CHAI is one piece of a longer effort on precise video language. The closest companion is CameraBench (NeurIPS’25 Spotlight), our earlier benchmark on camera motion, which seeded the camera-side primitives in the spec.
Resources
We are releasing the specification, training tutorials, annotation platform, quality-control flow, data, code, and models. If you are working on video understanding or generation and want to use any of these, please do.
Project page: https://linzhiqiu.github.io/papers/chai/
Paper: https://arxiv.org/abs/2604.21718
Code: https://github.com/chancharikmitra/CHAI
References
Krishna et al., 2017. Dense-Captioning Events in Videos (ActivityNet Captions). ICCV. arXiv:1705.00754.
Xu et al., 2016. MSR-VTT: A Large Video Description Dataset for Bridging Video and Language. CVPR.

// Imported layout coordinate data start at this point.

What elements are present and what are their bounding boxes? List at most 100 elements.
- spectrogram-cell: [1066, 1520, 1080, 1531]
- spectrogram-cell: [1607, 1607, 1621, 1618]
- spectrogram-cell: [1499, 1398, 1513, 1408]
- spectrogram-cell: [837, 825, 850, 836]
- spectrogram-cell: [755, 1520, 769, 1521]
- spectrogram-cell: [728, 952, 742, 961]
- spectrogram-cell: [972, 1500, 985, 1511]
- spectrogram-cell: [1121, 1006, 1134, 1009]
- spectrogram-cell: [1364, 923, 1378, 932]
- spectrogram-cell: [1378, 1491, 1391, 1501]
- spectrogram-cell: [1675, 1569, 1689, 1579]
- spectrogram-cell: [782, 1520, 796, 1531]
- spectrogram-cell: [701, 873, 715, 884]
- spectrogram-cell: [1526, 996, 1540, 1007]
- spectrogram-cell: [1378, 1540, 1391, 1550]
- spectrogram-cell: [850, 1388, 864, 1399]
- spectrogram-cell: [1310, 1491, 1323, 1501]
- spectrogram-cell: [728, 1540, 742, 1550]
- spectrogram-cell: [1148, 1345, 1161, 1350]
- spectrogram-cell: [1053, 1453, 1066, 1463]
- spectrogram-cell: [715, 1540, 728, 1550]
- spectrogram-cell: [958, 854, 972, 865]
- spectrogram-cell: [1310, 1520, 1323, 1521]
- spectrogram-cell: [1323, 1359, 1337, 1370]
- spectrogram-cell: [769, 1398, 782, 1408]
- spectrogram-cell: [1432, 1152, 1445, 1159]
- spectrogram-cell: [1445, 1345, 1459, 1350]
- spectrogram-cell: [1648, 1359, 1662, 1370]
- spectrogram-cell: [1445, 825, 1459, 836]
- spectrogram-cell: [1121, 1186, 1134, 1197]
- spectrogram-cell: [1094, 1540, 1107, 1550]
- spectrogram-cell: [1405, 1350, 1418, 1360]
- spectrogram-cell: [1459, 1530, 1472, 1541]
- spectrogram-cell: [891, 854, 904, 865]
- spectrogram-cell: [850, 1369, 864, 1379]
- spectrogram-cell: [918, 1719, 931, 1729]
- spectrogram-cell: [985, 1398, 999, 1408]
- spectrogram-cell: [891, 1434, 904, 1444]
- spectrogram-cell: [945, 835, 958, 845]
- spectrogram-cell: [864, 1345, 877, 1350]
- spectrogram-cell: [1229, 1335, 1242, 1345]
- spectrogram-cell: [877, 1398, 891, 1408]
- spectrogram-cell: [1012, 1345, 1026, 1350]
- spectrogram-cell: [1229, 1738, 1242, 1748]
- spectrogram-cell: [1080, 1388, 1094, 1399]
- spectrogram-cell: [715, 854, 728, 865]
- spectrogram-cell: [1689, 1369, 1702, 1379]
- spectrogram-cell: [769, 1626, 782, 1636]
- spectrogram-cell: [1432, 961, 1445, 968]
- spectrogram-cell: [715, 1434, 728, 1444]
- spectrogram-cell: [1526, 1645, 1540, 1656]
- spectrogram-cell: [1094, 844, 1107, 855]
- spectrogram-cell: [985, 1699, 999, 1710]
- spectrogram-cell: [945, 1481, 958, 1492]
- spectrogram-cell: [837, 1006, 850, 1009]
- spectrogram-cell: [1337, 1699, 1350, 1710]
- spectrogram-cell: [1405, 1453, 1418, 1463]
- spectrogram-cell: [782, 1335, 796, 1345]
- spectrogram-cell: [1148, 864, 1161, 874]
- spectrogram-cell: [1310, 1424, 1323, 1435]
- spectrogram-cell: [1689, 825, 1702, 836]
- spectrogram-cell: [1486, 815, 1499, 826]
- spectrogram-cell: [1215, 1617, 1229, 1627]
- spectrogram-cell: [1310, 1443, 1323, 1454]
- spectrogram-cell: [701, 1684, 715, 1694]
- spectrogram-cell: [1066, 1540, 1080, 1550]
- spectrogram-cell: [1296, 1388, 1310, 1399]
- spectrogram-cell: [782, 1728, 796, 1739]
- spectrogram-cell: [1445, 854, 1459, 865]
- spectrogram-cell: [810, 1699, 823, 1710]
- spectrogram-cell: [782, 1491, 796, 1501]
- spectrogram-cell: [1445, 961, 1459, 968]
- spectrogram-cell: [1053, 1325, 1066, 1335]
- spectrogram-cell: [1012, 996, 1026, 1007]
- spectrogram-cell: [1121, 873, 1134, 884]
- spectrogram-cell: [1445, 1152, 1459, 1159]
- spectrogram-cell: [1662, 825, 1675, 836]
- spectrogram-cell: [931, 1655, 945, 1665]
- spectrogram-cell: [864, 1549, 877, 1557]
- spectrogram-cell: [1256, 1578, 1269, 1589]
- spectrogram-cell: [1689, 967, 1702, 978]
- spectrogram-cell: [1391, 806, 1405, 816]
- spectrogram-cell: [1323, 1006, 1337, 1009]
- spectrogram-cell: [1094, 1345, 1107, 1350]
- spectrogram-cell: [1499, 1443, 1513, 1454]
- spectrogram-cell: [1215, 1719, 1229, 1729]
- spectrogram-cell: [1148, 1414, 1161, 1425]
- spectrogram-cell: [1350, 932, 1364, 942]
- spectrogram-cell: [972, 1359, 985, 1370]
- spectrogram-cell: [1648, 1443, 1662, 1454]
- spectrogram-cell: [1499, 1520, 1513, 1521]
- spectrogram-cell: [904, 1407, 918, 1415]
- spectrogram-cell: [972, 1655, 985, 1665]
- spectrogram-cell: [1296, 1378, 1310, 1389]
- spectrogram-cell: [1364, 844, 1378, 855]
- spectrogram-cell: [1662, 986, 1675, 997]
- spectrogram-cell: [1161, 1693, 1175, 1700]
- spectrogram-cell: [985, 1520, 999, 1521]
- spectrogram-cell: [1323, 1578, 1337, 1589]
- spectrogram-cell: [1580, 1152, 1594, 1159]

Wang et al., 2024. Tarsier: Recipes for Training and Evaluating Large Video Description Models (DREAM-1K). arXiv:2407.00634.
Chen et al., 2024. ShareGPT4Video: Improving Video Understanding and Generation with Better Captions. NeurIPS. arXiv:2406.04325.
Cho et al., 2025. PerceptionLM: Open-Access Data and Models for Detailed Visual Understanding. arXiv:2504.13180.
Saunders et al., 2022. Self-critiquing Models for Assisting Human Evaluators. arXiv:2206.05802.
Zhang et al., 2025. MM-RLHF: The Next Step Forward in Multimodal LLM Alignment. arXiv:2502.10391.
Lin et al., 2025. Towards Understanding Camera Motions in Any Video (CameraBench). NeurIPS Spotlight. arXiv:2504.15376.
Wan Team, 2025. Wan: Open and Advanced Large-Scale Video Generative Models (Wan2.2). arXiv:2503.20314.
Bai et al., 2025. Qwen3-VL Technical Report. arXiv:2511.21631.
All opinions expressed in this post are those of the authors and do not represent the views of CMU.